Changes to the benefits system can show callous disregard for children living in this time-poor, high pressure society. An un-noticed change to bereavement benefits in 2017, for instance, led to reductions in support so that when a parent dies, the surviving parent now has to go back to work much more quickly, affecting thousands of families each year. The effects of universal credit itself on families with children were last modelled in 2012, since when the policy has changed significantly; we are pressing the Government to assess its impact on children as part of the ‘pilot’ roll-out of phase two. I have personally demonstrated to the Work and Pensions Secretary how easy it is to identify families with children at risk of tipping into crisis due to the transition to universal credit – this may be a projection on a spreadsheet to an official, but to the children it can mean homelessness, mum in tears at the food bank, loss of school and friends.

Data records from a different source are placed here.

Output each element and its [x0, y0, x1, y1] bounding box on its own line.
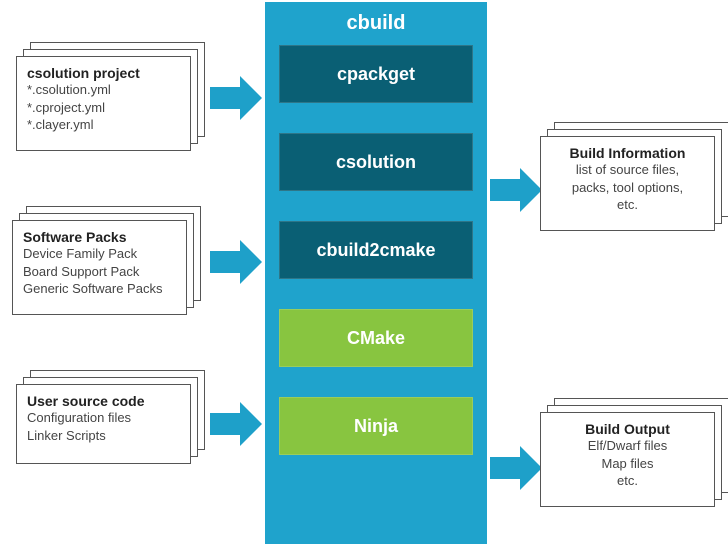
filebox-title: Build Output: [551, 421, 704, 437]
filebox-user-source: User source code Configuration files Lin…: [16, 370, 206, 450]
module-cmake: CMake: [279, 309, 473, 367]
filebox-build-output: Build Output Elf/Dwarf files Map files e…: [540, 398, 728, 493]
filebox-build-information: Build Information list of source files, …: [540, 122, 728, 217]
module-csolution: csolution: [279, 133, 473, 191]
cbuild-diagram: csolution project *.csolution.yml *.cpro…: [0, 0, 728, 546]
arrow-icon: [210, 402, 262, 446]
filebox-line: *.clayer.yml: [27, 116, 180, 134]
filebox-line: Elf/Dwarf files: [551, 437, 704, 455]
filebox-line: packs, tool options,: [551, 179, 704, 197]
filebox-line: Configuration files: [27, 409, 180, 427]
filebox-title: Software Packs: [23, 229, 176, 245]
filebox-line: Device Family Pack: [23, 245, 176, 263]
filebox-software-packs: Software Packs Device Family Pack Board …: [12, 206, 202, 301]
module-cpackget: cpackget: [279, 45, 473, 103]
pillar-cbuild: cbuild cpackget csolution cbuild2cmake C…: [265, 2, 487, 544]
arrow-icon: [210, 240, 262, 284]
filebox-line: list of source files,: [551, 161, 704, 179]
filebox-line: *.cproject.yml: [27, 99, 180, 117]
module-ninja: Ninja: [279, 397, 473, 455]
filebox-line: Map files: [551, 455, 704, 473]
arrow-icon: [490, 446, 542, 490]
filebox-title: csolution project: [27, 65, 180, 81]
filebox-line: etc.: [551, 196, 704, 214]
filebox-csolution-project: csolution project *.csolution.yml *.cpro…: [16, 42, 206, 137]
filebox-line: etc.: [551, 472, 704, 490]
module-cbuild2cmake: cbuild2cmake: [279, 221, 473, 279]
filebox-line: Generic Software Packs: [23, 280, 176, 298]
arrow-icon: [210, 76, 262, 120]
filebox-line: Board Support Pack: [23, 263, 176, 281]
filebox-line: Linker Scripts: [27, 427, 180, 445]
arrow-icon: [490, 168, 542, 212]
filebox-line: *.csolution.yml: [27, 81, 180, 99]
filebox-title: User source code: [27, 393, 180, 409]
filebox-title: Build Information: [551, 145, 704, 161]
pillar-title: cbuild: [279, 12, 473, 35]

And yet the data and the means exist to identify these families and help them. Over 100 years ago Charles Booth and his team of researchers roamed the streets of London, notebooks in hand, methodically creating a social map of the city. It took them 7 years. Today you can do this with a computer programme and administrative data which the Government already holds. To map the families at risk throughout England would barely take 7 days. So why on earth not do it, and help those families before catastrophe strikes?

This sort of short-sightedness – or as a child might say, mean-ness – plays out in children’s lives and ultimately in huge waiting lists for CAMHS, teenage crises, children caring for children, missing school, or going home from school to empty houses, maybe finding an alternative ‘family’ in a street gang. Our analysis of data we gathered from youth offender teams showed children in gangs within the criminal justice system are 76% more likely not to have their basic care needs met at home than other young offenders, according to the assessments of youth offending teams. Helping kids requires help for families. That’s why a major focus of our work this year will be families and the financial and social pressures upon them. In the chaos of Brexit, ordinary government is barely functioning. Legislation is held up, the Cabinet is enmeshed in Brexit turmoil, and the Treasury has delayed the next spending review. In the midst of all this, children are growing up. That doesn’t stop. Nor should we.